The assessment in each case was invalid, because made by the board of aldermen instead of by the street commissioners. Bigelow v. Boston, 123 Mass. 50. The assessment was merely the assessment of a local tax for a local benefit. Harvard College v. Boston, 104 Mass 470. Prince v. Boston, 111 Mass. 226. The amount paid cannot, however, be recovered *553back, unless it appears that it was paid after a notice of a sale of the real estate, or a protest by the person paying in writing. Gen. Sts. e. 12, § 56. The plaintiffs recognize this; and it is alleged in the declaration in each action, that the payment was made after a protest by the plaintiff in writing.

It is not alleged, and the evidence offered did not tend to show, that the payment in either case was made after a notice of a sale of the real estate. The statute provides that, when the collector undertakes to levy a tax by sale of the land on which it is assessed, he hall give notice of the time and place of the sale by an advertisement thereof three weeks successively in some newspaper of the county where the estate lies, if there is such newspaper, and if not, then in a newspaper printed in an adjacent county, such advertisement to contain a substantially accurate description of the rights, lots or divisions of the estate to be sold, the amount of the tax on each, the names of all owners known to the collector, and the taxes assessed on their respective lands; and that he shall post, three weeks before the sale, a like notice in some public place in .his precinct, and a like notice on the premises advertised to be sold. Gen. Sts. c. 12, §§ 28, 29, 30. The provision in § 56 that no tax paid to a collector shall be recovered back unless paid after a notice of sale of real estate, refers to the notice thus required to be given before a sale can be lawfully made, the giving of which is the beginning of proceedings for enforcing the payment of the tax. No such notices of sale of the estate of the plaintiffs had been given before they paid their assessments. The paper sent to them was merely a warning from the collector that, unless they paid, it would be his duty to proceed to sell.
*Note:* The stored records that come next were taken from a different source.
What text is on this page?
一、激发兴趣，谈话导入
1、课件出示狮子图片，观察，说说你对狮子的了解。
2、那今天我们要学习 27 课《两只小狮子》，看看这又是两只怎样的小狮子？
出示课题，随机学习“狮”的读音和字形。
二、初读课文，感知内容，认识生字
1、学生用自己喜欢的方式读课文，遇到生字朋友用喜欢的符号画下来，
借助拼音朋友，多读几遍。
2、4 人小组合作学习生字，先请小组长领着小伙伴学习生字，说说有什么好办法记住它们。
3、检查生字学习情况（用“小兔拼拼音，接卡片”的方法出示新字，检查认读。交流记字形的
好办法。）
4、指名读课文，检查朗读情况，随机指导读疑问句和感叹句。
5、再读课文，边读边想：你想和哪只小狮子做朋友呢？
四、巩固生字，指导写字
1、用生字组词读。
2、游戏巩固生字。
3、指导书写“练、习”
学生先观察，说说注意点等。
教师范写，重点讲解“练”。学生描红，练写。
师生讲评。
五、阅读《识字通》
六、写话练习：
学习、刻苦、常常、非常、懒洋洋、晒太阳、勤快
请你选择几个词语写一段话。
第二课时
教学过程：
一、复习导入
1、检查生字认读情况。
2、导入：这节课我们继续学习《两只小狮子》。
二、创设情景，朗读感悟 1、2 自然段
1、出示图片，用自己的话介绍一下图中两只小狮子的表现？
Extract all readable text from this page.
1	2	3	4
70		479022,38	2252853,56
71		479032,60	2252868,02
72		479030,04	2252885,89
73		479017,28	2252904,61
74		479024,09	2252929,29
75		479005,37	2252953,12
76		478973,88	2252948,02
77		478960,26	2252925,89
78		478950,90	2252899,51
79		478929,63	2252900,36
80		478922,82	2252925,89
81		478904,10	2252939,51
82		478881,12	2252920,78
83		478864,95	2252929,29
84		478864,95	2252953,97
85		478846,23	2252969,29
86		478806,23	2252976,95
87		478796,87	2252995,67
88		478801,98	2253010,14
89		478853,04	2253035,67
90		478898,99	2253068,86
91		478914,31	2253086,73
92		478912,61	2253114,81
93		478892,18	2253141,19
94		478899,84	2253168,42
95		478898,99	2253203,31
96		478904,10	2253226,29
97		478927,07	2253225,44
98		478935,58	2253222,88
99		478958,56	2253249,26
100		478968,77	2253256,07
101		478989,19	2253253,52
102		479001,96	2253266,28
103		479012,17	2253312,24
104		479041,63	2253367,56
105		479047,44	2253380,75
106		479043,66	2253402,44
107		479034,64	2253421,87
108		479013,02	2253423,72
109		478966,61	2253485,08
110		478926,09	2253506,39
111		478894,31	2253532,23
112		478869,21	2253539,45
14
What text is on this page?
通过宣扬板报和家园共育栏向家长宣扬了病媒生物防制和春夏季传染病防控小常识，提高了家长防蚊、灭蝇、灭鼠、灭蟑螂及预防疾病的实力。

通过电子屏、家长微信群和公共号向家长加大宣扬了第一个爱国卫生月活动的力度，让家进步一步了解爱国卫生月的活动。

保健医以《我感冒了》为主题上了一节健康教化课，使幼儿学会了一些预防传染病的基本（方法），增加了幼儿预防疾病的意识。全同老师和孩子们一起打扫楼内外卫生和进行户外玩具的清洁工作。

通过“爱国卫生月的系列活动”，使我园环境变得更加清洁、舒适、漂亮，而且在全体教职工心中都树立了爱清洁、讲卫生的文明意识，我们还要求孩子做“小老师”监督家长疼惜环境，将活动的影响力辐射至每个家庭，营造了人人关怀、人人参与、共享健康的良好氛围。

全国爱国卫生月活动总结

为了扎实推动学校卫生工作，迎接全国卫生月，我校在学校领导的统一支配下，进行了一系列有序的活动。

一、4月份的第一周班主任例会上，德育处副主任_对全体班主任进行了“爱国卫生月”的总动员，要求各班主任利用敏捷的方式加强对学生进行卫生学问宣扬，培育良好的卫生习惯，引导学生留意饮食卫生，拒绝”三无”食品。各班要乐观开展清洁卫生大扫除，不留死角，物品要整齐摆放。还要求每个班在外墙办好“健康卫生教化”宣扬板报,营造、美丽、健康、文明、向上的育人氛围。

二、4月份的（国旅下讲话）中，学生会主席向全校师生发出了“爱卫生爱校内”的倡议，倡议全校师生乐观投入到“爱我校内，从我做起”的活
The evidence also failed to show that either of the plaintiffs made a protest in writing. The plaintiff Knowles did nothing but make an oral declaration that he paid under protest. The plaintiff Flood made a like oral declaration, and added to it a request to the clerk of the city treasurer to make a note of it. This request did not change the character of the act of Flood, but left his protest a mere oral one, up to this point. It is contended, however, that the protests became written ones by virtue of what the treasurer’s clerk did, in writing the word “protest” in his book, and in writing the words “paid under *554protest ” on the receipts which he returned to the plaintiffs. These acts of the clerk cannot avail the plaintiffs. He did not act in behalf of the plaintiffs in doing them. He was merely obeying the instructions of his employer to make a note of all protests, oral as well as written. He could not waive the right of the defendant to keep the taxes paid to it, without a protest in writing; and a memorandum made on his book, as a part of his duty to his employer, is not an act, or a writing, or a protest, by the plaintiff. The statement on the receipts is his statement, and not the statement of the plaintiffs, and does not purport 'to declare that the payment was made after a protest in writing; and, if it did, would not estop the defendant to show that it was not true. Judgment for the defendant.